The independent actuary found that over the same period, average home and contents rates across Australia had increased by about 25% and the increase in Sydney and Melbourne was just 12% by comparison.
Taking into account three major weather systems since 2005-06, the actuary found that North Queensland faces a much more volatile insurance environment thanks to its location and outlined insurer reaction to these disasters, developments in catastrophe modelling and increases to the costs of catastrophe reinsurance as key drivers for the increases experienced.
CEO of ICA Rob Whelan said the findings highlight the need for caution in relation to the planned government-run aggregator for the area and the introduction of unauthorised foreign insurers to the Australian market.
“Price comparison websites and allowing home owners to be exposed to the risk of taking out cover with unauthorised and unregulated foreign insurers will do nothing to reduce costs or vulnerability.

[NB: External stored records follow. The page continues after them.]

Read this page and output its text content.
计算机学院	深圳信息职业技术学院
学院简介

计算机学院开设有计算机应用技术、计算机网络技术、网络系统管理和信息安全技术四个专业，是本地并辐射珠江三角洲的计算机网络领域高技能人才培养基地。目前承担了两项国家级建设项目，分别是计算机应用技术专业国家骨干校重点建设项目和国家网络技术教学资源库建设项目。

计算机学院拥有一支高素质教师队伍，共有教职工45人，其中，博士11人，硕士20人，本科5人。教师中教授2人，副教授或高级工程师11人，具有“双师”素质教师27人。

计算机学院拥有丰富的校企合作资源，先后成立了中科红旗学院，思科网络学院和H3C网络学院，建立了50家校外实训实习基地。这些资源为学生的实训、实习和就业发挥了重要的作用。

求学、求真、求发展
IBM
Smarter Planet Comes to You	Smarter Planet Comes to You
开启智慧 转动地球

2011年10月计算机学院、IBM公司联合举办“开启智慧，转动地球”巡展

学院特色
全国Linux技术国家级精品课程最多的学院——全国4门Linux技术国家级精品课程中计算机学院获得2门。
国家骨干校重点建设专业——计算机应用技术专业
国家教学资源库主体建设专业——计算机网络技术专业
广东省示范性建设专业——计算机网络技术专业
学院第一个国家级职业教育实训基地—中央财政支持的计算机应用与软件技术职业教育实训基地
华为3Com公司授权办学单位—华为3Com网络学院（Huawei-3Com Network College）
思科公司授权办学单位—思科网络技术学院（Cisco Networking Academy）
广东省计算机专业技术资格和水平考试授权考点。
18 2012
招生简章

“The most effective and only sustainable way to encourage greater competition and lower premiums is for governments to take appropriate actions to lower the vulnerability of communities in North Queensland to the constant risks of natural disasters.”
Whelan defended insurers in the region as, he states, that even with the price rises they are losing money in a volatile market.

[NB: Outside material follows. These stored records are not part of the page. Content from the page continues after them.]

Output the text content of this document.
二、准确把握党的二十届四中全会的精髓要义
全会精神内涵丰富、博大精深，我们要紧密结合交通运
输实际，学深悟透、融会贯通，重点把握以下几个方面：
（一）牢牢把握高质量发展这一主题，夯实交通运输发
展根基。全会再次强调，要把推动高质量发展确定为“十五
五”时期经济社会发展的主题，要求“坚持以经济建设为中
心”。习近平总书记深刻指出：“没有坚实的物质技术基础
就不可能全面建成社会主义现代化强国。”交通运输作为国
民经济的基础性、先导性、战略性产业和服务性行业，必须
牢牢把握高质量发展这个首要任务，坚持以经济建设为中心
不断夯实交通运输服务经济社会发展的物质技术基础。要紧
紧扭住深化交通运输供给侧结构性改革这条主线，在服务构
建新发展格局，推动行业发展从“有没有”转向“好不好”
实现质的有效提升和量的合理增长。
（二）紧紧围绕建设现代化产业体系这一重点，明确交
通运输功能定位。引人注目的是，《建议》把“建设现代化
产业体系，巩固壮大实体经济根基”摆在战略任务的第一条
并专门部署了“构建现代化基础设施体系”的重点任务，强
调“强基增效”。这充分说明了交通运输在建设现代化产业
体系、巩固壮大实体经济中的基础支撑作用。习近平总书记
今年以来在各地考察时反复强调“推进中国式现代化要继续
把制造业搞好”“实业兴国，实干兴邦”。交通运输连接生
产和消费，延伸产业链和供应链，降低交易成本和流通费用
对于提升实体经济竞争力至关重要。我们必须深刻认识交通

“Over a long period, insurers have paid out $1.40 for every $1 they receive in premiums in North Queensland. They are losing money in an unsustainable fashion due to the fact communities in the region are frequently hit by cyclones.
“However, despite these losses, insurers have remained in the market and have helped rebuild North Queensland communities following some of Australia’s largest natural disasters of recent years, including Cyclone Larry ($540 million in insurance costs), Cyclone Yasi ($1.4 billion), and ex-TC Oswald ($977 million).
“Actions to increase competition in a market where the competitors all consistently lose money will be unlikely to have as strong an effect as solving the underlying problem – many properties in North Queensland experience regular extensive and expensive damage due to the impact of large cyclones.”
“The Australian Government
Actuary estimates that insurers would still have been operating at a considerable loss if today’s higher premiums had been paid by householders consistently over the past eight years.”
Whelan stressed the need for mitigation to help both consumers and insurers in an otherwise difficult market.
“The AGA report shows the cost of cyclones is the single largest contributor to the pricing difference between North Queensland and other markets. This is also reflected by the price increases imposed by international reinsurers on local policyholders.
“Prevention by reducing the impact of cyclones on these communities, rather than market intervention, is the only long-term solution.”